Adobe Releases Emergency Flash Player Update to Address Critical Vulnerability
Adobe has rolled-out an urgent out-of-band update for a critical remote code-execution vulnerability in its popular Flash Player that is currently being exploited by hackers.

The critical vulnerability (CVE 2014-8439) in Flash Player for Windows, Mac and Linux was originally mitigated more than a month ago in October 14, 2014 patch release, but a French researcher Kafeine found its exploits in the Angler and Nuclear malware kits after Adobe released a patch, according to security vendor F-Secure.
"The vulnerability is being exploited in blind mass attack. No doubt about it : the team behind Angler is really good at what it does," Kafeine said in a blog post.
The vulnerability allows an attacker to execute arbitrary code due to a weakness in the way a dereferenced pointer to memory is handled. An attacker could serve a specially crafted Flash file to trigger the vulnerability, which would lead to the execution of attacker's code in order to take control of a target system.
Cybersecurity

Adobe rated the vulnerability as critical and recommended users and administrators to update their software on Windows, Mac OS X and Linux systems to the latest iteration as soon as possible.
"We considered the possibility that maybe the latest patch [from October] prevented the exploit from working and the root cause of the vulnerability was still unfixed, so we contacted the Adobe Product Security Incident Response Team," Timo Hirvonen, a senior researcher at F-Secure, wrote on Tuesday.
"They confirmed our theory and released an out-of-band update to provide additional hardening against a vulnerability in the handling of a dereferenced memory pointer that could lead to code execution."
According to the recent security bulletin, Adobe has released the latest update for its Flash plugin, version 15.0.0.239 for Windows and Mactintosh users, version 13.0.0.258 for those that use the Adobe Flash Player Extended Support Release, and version 11.2.202.424 for Linux users.

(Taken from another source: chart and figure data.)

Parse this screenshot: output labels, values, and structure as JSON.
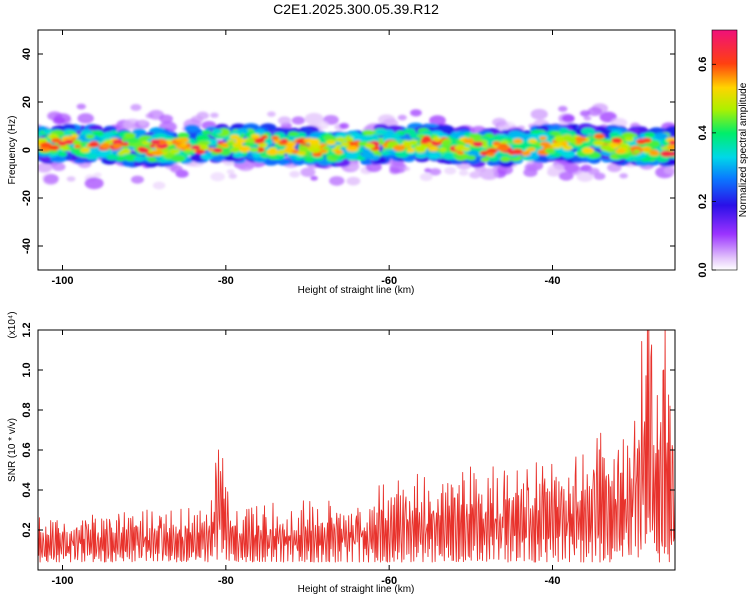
{
  "chart_data": [
    {
      "type": "heatmap",
      "title": "C2E1.2025.300.05.39.R12",
      "xlabel": "Height of straight line (km)",
      "ylabel": "Frequency (Hz)",
      "xlim": [
        -103,
        -25
      ],
      "ylim": [
        -50,
        50
      ],
      "xticks": [
        -100,
        -80,
        -60,
        -40
      ],
      "yticks": [
        -40,
        -20,
        0,
        20,
        40
      ],
      "band_center_hz": 2,
      "band_halfwidth_hz": 7,
      "colorbar": {
        "label": "Normalized spectral amplitude",
        "range": [
          0.0,
          0.7
        ],
        "ticks": [
          0.0,
          0.2,
          0.4,
          0.6
        ],
        "colormap": "rainbow (white→purple→blue→cyan→green→yellow→red→magenta)"
      }
    },
    {
      "type": "line",
      "xlabel": "Height of straight line (km)",
      "ylabel": "SNR (10 * v/v)",
      "scale_label": "(x10⁴)",
      "xlim": [
        -103,
        -25
      ],
      "ylim": [
        0,
        1.2
      ],
      "xticks": [
        -100,
        -80,
        -60,
        -40
      ],
      "yticks": [
        0.2,
        0.4,
        0.6,
        0.8,
        1.0,
        1.2
      ],
      "series": [
        {
          "name": "SNR",
          "color": "#e8322c",
          "x": [
            -103,
            -100,
            -97,
            -94,
            -91,
            -88,
            -85,
            -82,
            -80.9,
            -79,
            -76,
            -73,
            -70,
            -67,
            -64,
            -61,
            -58,
            -55,
            -52,
            -49,
            -46,
            -43,
            -41,
            -38,
            -35,
            -32,
            -30,
            -28.4,
            -27,
            -26.4,
            -25
          ],
          "values": [
            0.17,
            0.19,
            0.2,
            0.21,
            0.22,
            0.21,
            0.22,
            0.22,
            0.6,
            0.22,
            0.22,
            0.23,
            0.25,
            0.26,
            0.27,
            0.3,
            0.33,
            0.34,
            0.36,
            0.38,
            0.39,
            0.4,
            0.42,
            0.46,
            0.5,
            0.52,
            0.55,
            1.22,
            0.6,
            1.0,
            0.4
          ]
        }
      ]
    }
  ]
}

Microsoft will soon be releasing security updates for Internet Explorer 10 and 11 and Google will be releasing for Chrome to fix the Flash Players embedded in them.

This will be Adobe's second attempt to snap shut this particular security vulnerability in Flash, and the company said the updates for the Windows, Linux and Apple OS X versions of Flash Player will "provide additional hardening" against the previous CVE-2014-8439 flaw that was patched in the past.

In order to know the version of Flash Player you are running currently, visit the About Flash Player page. Users can update the latest iterations from Adobe Flash Player Download Center, or via the update mechanism within the product when prompted.